The key point of the diagram: the same phone-number entry serves two outcomes — an existing customer accrues to the account they already use, or a brand-new account is created and credited on the spot.
What each party sees:
- The customer — on the kiosk — is shown the points the order would earn before entering the number. If the customer is new (i.e. has not used the LoyaltyPlant app before), they claim those points by verifying the number in the app.
- The cashier — at the cash register / POS terminal — asks for the phone number, enters it, and closes the order as usual; the in-store API decides whether the number resolves to an existing account or creates a new one.
Note: Entering a phone number is always optional for the customer.
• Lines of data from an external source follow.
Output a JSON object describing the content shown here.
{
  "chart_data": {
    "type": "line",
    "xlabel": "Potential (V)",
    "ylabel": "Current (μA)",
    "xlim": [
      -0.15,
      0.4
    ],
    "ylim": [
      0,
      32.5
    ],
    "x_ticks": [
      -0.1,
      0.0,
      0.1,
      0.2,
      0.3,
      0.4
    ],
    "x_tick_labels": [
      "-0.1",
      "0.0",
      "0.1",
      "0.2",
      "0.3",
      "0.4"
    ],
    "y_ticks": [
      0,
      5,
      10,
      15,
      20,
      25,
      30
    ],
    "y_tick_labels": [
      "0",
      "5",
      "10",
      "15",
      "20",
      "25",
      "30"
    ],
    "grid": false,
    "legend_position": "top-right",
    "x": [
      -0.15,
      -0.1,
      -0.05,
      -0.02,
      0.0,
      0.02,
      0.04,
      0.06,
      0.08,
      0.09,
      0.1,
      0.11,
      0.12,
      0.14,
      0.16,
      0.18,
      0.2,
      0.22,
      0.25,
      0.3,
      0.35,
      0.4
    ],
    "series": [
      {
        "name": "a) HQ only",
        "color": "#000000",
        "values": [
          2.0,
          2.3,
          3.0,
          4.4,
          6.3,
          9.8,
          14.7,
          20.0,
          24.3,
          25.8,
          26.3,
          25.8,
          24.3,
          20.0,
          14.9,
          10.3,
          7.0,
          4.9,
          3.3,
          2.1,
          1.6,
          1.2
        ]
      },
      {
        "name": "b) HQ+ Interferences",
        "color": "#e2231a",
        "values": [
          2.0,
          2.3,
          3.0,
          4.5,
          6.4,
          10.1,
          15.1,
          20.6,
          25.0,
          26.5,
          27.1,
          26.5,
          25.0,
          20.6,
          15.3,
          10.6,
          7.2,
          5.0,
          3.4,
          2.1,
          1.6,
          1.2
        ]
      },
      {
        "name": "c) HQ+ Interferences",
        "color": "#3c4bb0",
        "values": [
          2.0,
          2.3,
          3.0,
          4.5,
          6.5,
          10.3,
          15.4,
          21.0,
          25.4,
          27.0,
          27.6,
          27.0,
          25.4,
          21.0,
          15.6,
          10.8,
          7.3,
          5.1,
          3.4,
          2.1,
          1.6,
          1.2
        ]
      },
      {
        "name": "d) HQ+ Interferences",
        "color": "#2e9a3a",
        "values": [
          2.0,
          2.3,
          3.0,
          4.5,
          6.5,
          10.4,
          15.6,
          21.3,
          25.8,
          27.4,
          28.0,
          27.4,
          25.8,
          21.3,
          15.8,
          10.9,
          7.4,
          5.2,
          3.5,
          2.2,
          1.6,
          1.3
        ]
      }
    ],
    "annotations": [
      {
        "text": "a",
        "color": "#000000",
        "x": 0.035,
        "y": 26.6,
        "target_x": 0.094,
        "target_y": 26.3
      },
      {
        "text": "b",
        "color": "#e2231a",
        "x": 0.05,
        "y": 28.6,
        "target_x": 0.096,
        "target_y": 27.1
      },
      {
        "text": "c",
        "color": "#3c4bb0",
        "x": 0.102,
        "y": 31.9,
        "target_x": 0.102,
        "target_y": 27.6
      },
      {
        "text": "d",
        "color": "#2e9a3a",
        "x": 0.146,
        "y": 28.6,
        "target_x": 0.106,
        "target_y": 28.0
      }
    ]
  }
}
A customer who declines simply completes the order with no loyalty transaction.
4. Behaviors common to all flows
The points below apply identically to all three flows.
A rejected validation still returns HTTP 200. A QR code or phone number can be refused at validation time — the code was generated for another partner, it has expired, it was already scanned, the order was already closed, and so on. The in-store API answers the processQrCode call with HTTP 200 and a body carrying accepted: false plus a human-readable messages[] entry. No loyalty transaction is reserved. The cashier must be shown the message text (e.g. "This QR code has already been scanned") and closes the order normally — the order always proceeds as an ordinary sale, and your POS must never block the sale on a loyalty rejection. The rejection codes (501–506 and the rest) and the recommended handling for each are catalogued in Message & Error Codes.
A missing orderClosed auto-annuls after a timeout. Every validation must end in either orderClosed or refundOrder. If orderClosed never arrives after a validation, the reserved transaction is annulled automatically after a timeout window: the customer's points are not credited, and any points the customer spent on redeemed rewards are returned to their account a short while later. The annul is performed by the LoyaltyPlant platform, not the in-store API; confirm the exact timeout with the LoyaltyPlant team for your deployment. This is a recovery safety net, not a normal path — customers notice missing points immediately, so treat a lost orderClosed as a serious defect.
All loyalty arithmetic happens on the LoyaltyPlant side. Which rewards apply and how many points an order earns are computed by the in-store API, never by your integration.
Note: Table-service scenarios, where an open order is tied to a table number, use a different LoyaltyPlant device-based integration that does not go through the in-store API. If that is your case, discuss it with the LoyaltyPlant team. See Overview and Concepts.
5. Refunds and corrections
If an order is cancelled after it was closed, the integration reports the refund with refundOrder (spec), and the in-store API reverses the loyalty transaction: points credited for the order are taken back, and rewards the customer spent on it are restored to their account. A refund always reverses the whole order — partial refunds are not supported.
Corrections made while the order is still open need no refund at all: the closure call simply reports the final order contents, and the in-store API settles the difference (see 2. QR reward redemption).